Unless otherwise agreed in writing, our invoices are payable within 30 days. A charge of 1 % per month is added to any part of the price outstanding over 30 days. The Seller reserves the right, however, subject to appropriate notice to the Buyer, to require payment under any of the following terms.

– cash with the order;

– sight draft against bill of lading;

– cash against documents;

– irrevocable letter of credit.

Any collection costs are for Buyer’s account.

If Buyer fails to pay, Seller shall be entitled to suspend all further delivery until the default is cured.

  1. WARRANTY.

Devatec warrants to the original user of those products supplied by it and used in the service and in the manner for which they are intended shall be free from defects in material and workmanship for a period of one year from the date of installation, but not longer than 15 months from the date of shipment from the factory. Please refer to other warranty period on specific product lines. This warranty does not extend to any product that has been subject to misuse, neglect or alteration after shipment from the Devatec factory.

Except as may be expressly provided in a written agreement between Devatec and the user, which is signed by both parties, Devatec DOES NOT MAKE ANY OTHER

REPRESENTATIONS OR WARRANTIES, EXPRESS OR IMPLIED, INCLUDING, BUT NOT LIMITED TO, ANY IMPLIED WARRANTY OF MERCHANTABILITY OR ANY IMPLIED WARRANTY OF FITNESS FOR A PARTICULAR PURPOSE. 

The sole and exclusive remedy with respect to the above limited warranty or with respect to any other claim relating to the products or to defects or any condition or use of the products supplied by Devatec, however caused, and whether such claim is based upon warranty, contract, negligence, strict liability, or any other basis or theory, is limited to Devatec’s repair or replacement of the part or product, or, at Devatec’s option, to repayment of the purchase price.  As a condition of enforcing any rights or remedies relating to Devatec products, notice of any warranty or other claim relating to the products must be given in writing to Devatec: (i) within 30 days of last day of the applicable warranty period, or (ii) within 30 days of the date of the manifestation of the condition or occurrence giving rise to the claim, whichever is earlier.  IN NO EVENT SHALL DEVATEC BE LIABLE FOR SPECIAL, DIRECT, INDIRECT, INCIDENTAL OR CONSEQUENTIAL DAMAGES, INCLUDING, BUT NOT LIMITED TO, LOSS OF USE OR PROFITS OR INTERRUPTION OF BUSINESS. The Limited Warranty and Remedy terms herein apply notwithstanding any contrary terms in any purchase order or form submitted or issued by any user, purchaser, or third party and all such contrary terms shall be deemed rejected by Devatec.

  1. APPLICABLE LAW.

The relationship between Buyer and Seller in respect of the contract of sale is subject to France law.

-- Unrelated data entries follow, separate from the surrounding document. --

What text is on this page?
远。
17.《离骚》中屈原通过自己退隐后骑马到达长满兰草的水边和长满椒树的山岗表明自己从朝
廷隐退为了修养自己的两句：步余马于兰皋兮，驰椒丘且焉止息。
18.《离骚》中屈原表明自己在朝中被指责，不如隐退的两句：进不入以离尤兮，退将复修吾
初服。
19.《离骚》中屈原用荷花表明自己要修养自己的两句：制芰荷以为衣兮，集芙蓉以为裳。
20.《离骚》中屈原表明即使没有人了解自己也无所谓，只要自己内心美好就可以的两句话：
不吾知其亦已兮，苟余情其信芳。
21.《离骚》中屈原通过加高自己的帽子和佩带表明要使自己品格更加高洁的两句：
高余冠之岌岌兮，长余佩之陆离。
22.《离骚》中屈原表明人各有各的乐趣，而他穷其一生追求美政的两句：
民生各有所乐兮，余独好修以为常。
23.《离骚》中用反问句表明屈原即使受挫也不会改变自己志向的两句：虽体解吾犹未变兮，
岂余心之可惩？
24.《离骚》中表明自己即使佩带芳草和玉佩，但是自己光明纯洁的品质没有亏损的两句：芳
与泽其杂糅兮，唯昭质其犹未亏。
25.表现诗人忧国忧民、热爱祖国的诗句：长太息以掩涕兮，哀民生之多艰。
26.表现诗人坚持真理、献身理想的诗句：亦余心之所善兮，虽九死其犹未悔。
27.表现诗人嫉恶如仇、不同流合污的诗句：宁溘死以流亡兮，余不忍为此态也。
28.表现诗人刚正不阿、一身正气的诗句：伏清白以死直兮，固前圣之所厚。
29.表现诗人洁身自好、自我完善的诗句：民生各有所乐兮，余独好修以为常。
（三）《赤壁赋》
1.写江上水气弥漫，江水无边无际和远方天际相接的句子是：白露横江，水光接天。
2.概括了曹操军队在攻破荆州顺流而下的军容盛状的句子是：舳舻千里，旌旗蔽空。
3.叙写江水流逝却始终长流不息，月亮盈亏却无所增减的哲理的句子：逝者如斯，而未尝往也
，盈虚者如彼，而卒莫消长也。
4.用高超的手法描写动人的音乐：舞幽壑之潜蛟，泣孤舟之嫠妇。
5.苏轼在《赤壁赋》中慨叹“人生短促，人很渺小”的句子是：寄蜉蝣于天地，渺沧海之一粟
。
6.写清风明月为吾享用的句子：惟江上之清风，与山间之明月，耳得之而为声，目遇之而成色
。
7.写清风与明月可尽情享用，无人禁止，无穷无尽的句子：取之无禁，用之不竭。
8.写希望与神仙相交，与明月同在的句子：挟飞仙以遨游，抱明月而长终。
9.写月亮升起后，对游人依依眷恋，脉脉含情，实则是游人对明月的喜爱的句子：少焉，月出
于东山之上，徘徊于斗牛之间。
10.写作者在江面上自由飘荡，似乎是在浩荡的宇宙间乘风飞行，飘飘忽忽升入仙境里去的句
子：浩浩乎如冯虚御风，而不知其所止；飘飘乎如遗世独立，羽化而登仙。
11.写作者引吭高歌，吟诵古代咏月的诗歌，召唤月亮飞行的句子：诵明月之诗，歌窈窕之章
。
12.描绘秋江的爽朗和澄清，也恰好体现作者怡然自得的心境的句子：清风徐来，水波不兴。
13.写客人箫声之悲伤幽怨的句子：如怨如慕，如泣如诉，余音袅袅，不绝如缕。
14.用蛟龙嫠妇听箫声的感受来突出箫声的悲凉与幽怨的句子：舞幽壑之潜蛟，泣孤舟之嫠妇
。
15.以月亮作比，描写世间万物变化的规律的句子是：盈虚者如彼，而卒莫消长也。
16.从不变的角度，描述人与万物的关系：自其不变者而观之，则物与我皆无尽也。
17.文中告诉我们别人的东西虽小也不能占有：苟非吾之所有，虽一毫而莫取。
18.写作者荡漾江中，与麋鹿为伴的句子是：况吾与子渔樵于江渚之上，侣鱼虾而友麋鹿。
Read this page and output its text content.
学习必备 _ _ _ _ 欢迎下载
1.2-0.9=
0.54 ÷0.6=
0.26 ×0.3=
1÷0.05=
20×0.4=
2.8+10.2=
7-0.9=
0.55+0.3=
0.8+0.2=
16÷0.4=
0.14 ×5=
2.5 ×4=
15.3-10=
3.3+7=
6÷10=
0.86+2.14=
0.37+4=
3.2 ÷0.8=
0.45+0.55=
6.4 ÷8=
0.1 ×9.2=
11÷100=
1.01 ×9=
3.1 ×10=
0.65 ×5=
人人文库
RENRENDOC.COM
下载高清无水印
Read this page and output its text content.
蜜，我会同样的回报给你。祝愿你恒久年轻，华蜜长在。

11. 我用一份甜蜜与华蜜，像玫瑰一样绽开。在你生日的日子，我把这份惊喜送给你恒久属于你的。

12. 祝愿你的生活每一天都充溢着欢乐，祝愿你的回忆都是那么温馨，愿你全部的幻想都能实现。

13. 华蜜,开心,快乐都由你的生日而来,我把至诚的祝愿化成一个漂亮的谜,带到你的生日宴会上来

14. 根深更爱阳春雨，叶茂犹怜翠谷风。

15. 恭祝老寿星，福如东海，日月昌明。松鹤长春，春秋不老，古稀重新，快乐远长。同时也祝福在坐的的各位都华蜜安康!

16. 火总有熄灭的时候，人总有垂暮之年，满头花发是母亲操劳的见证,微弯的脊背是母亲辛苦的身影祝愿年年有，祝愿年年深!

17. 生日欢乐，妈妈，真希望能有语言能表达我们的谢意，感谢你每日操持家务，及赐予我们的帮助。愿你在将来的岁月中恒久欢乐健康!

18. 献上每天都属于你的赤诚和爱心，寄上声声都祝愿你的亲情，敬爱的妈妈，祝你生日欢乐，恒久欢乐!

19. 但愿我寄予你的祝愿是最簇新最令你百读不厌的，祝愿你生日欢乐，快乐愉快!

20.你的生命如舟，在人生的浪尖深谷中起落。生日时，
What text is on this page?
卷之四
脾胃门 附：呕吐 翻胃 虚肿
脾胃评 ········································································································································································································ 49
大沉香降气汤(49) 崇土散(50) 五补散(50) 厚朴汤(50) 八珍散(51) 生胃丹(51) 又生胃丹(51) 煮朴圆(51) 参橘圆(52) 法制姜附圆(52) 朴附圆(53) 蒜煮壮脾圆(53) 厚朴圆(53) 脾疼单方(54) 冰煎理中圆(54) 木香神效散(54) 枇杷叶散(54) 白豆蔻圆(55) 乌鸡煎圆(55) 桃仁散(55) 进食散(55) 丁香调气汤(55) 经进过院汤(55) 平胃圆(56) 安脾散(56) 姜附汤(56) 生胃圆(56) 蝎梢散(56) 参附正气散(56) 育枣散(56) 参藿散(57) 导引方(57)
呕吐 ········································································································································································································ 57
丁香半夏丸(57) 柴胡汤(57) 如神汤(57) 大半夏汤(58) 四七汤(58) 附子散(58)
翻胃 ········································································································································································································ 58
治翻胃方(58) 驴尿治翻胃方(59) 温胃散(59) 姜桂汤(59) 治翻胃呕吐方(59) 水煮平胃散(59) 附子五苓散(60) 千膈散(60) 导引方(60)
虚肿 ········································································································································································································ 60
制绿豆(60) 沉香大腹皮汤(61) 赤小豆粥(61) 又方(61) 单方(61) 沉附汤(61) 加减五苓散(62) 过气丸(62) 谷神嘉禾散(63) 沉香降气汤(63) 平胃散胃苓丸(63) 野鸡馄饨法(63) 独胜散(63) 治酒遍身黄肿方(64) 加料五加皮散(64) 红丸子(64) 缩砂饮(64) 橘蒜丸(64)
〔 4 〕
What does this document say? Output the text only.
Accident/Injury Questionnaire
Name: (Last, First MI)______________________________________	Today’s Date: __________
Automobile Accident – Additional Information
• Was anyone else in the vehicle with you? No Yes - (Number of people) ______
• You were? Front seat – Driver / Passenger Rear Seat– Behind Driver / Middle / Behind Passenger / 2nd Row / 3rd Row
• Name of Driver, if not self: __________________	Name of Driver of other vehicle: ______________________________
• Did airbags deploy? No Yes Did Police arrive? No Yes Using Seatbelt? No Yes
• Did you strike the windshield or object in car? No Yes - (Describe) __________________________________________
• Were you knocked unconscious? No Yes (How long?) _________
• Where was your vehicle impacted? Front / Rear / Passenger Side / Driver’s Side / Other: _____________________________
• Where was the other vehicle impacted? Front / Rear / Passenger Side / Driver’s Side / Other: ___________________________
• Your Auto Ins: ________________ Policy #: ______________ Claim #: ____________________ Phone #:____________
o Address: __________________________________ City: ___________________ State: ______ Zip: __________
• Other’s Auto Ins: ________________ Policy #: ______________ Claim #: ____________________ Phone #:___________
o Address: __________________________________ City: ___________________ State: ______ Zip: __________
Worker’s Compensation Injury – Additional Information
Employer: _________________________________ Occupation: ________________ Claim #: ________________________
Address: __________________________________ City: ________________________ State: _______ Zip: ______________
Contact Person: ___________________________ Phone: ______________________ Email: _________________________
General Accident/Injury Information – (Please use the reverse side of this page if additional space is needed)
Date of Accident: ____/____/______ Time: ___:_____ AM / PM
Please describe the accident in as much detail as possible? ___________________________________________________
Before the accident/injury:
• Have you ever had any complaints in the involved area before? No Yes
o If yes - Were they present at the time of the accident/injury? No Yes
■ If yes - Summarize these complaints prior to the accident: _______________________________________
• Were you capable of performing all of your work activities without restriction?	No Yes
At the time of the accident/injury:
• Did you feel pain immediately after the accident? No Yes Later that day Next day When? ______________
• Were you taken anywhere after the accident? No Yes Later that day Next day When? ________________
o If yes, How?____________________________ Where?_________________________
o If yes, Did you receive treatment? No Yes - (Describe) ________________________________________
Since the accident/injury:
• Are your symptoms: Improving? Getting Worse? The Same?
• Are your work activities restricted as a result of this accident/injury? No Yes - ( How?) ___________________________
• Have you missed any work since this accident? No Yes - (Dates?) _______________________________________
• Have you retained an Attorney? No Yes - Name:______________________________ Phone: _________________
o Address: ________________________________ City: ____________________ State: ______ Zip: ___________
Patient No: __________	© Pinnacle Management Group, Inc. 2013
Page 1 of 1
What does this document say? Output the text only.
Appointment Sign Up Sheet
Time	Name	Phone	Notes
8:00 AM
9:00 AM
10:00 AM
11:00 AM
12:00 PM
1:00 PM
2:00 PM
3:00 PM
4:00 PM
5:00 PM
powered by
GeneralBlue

Any dispute between Buyer and Seller arising out of such contract shall be settled by the Court of Rouen provided however that Seller reserves the right to sue Buyer before the Court having jurisdiction in the territory of the Distributor’s business location for sums which the Buyer may owe to Seller.

  1. TERMINATION.

Seller shall be entitled to cancel without notice period the whole or part of any contract with Buyer, even partly carried out, by written notice given to Buyer, in any of the following circumstances.

If Buyer fails to pay upon maturity date any sum due to Seller and if such default continues for thirty days after the same has been brought to the attention of the defaulting party by written notice; or if Buyer files a petition on bankruptcy or makes a general assignment for the benefit of creditors or otherwise acknowledges or reaches insolvency; or if Buyer is adjudged a bankrupt or go or is placed into a complete liquidation (other than for a merger or any other form of reorganization); or if a receiver is appointed for the business of the Buyer and such receiver has not been discharged within thirty (30) days after such appointment.

Any of those events shall result in immediate maturity of any deferred claim of Seller against Buyer.

Finished and in-process special parts, not part of standard catalog items, shall be billed to the total extent of labor and material cost at the time of cancellation.